A party may file with the Supreme Court a petition to review an adverse decision by the Court of Appeals.  See Wis. Stat. § 808.10 and Rule 809.62.

 


 

No.    99-2258-CR

 

STATE OF WISCONSIN                        IN COURT OF APPEALS

DISTRICT III

 

 

State of Wisconsin,

 

                             Plaintiff-Respondent,

 

              v.

 

Nick Alloy,

 

                             Defendant-Appellant.

 

 

APPEAL from a judgment of the circuit court for Brown County:  peter j. naze, Judge.  Affirmed. 

Before Cane, C.J., Hoover, P.J., and Peterson, J.

1                        PER CURIAM.   Nick Alloy appeals a judgment convicting him of carrying a concealed weapon, a handgun contained in a zipper case inside a metal box between the bucket seats of his Jeep Wagoneer.[1]  He argues that the trial court erred and denied him his constitutional right to testify in his own defense when it disallowed questions designed to show that the handgun was encased because Wis. Stat. § 167.31(2) (1997-98)[2] requires that a firearm be encased when it is transported in a vehicle.  Because complying with § 167.31 does not provide a defense to a charge of carrying a concealed weapon, the trial court properly disallowed this irrelevant testimony.

2                        Alloy’s trial counsel asked him three questions that the trial court disallowed:  whether he thought it was “acceptable conduct” to carry the pistol as he did in his car; whether he thought he was doing anything wrong; and whether he intended to arm himself by having that gun.  Counsel explained to the court that she was attempting to present evidence that Alloy was merely following Wis. Stat. § 167.31 when he encased the handgun.  The trial court correctly ruled that Alloy’s state of mind was irrelevant.  See State v. Dundon, 226 Wis. 2d 654, 664, 594 N.W.2d 780 (1999).  Wisconsin Stat. § 941.23 provides “any person except a peace officer who goes armed with a concealed and dangerous weapon is guilty of a Class A misdemeanor.”  While the State must show that the alloy was aware of the presence of the weapon, his motive for carrying or concealing it is not relevant. 

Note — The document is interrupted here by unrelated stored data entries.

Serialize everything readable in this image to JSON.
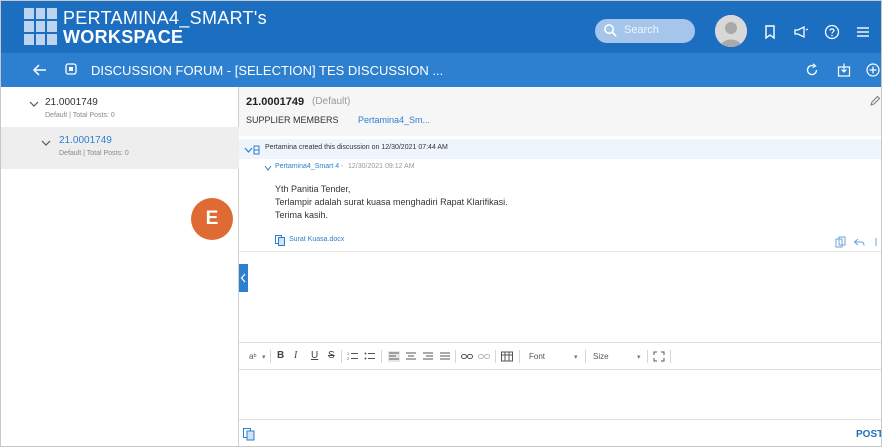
{
  "header": {
    "brand_line1": "PERTAMINA4_SMART's",
    "brand_line2": "WORKSPACE",
    "search_placeholder": "Search",
    "icons": [
      "bookmark-icon",
      "announcement-icon",
      "help-icon",
      "menu-icon"
    ]
  },
  "subbar": {
    "title": "DISCUSSION FORUM - [SELECTION] TES DISCUSSION ...",
    "icons": [
      "back-arrow-icon",
      "forum-icon",
      "refresh-icon",
      "export-icon",
      "add-icon"
    ]
  },
  "sidebar": {
    "items": [
      {
        "id": "21.0001749",
        "sub": "Default | Total Posts: 0"
      },
      {
        "id": "21.0001749",
        "sub": "Default | Total Posts: 0"
      }
    ]
  },
  "badge": {
    "label": "E",
    "color": "#e06a34"
  },
  "detail": {
    "id": "21.0001749",
    "tag": "(Default)",
    "members_label": "SUPPLIER MEMBERS",
    "members_value": "Pertamina4_Sm...",
    "thread_created": "Pertamina created this discussion on 12/30/2021 07:44 AM",
    "post": {
      "author": "Pertamina4_Smart 4",
      "separator": "-",
      "time": "12/30/2021 09:12 AM",
      "lines": [
        "Yth Panitia Tender,",
        "Terlampir adalah surat kuasa menghadiri Rapat Klarifikasi.",
        "Terima kasih."
      ],
      "attachment": "Surat Kuasa.docx"
    }
  },
  "editor": {
    "font_label": "Font",
    "size_label": "Size",
    "post_label": "POST"
  },
  "colors": {
    "primary": "#1c6fc0",
    "secondary": "#2d7fd0",
    "link": "#2d7fd0"
  }
}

3                        Much of Alloy’s argument is based on the false assertion that he was trapped by a conflict between Wis. Stat. § 167.31 and Wis. Stat. § 941.23.  A person transporting a firearm is governed by both statutes.  To comply with § 167.31, the person must encase the weapon.  To comply with § 941.23, he or she must place the enclosed weapon out of reach.  See State v. Asfoor, 75 Wis. 2d 411, 433-34, 249 N.W.2d 529 (1977).  A person complying with § 167.31 is not required to violate § 941.23.  The encased weapon can be lawfully transported out of reach.[3]  The trial court properly disallowed testimony in support of the invalid defense that § 167.31 compelled Alloy to “go armed” with a concealed handgun.  See Dundon, 226 Wis. 2d at 674.

            By the Court.—Judgment affirmed.

            This opinion will not be published.  See Wis. Stat. Rule 809.23(1)(b)5.


 


 



[1]  The jury acquitted Alloy on charges of attempted first-degree intentional homicide and first-degree reckless endangerment, but convicted him of false imprisonment, misdemeanor battery and two counts of carrying a concealed weapon.  This appeal only challenges the conviction for carrying the concealed handgun. 

[2]  All references to the Wisconsin Statutes are to the 1997-98 version unless otherwise noted.

[3]  While complying with Wis. Stat. § 167.31 might provide a defense to a person who possessed a concealed weapon immediately after it was encased for purposes of transporting it, those facts are not present here.  We do not address hypothetical arguments.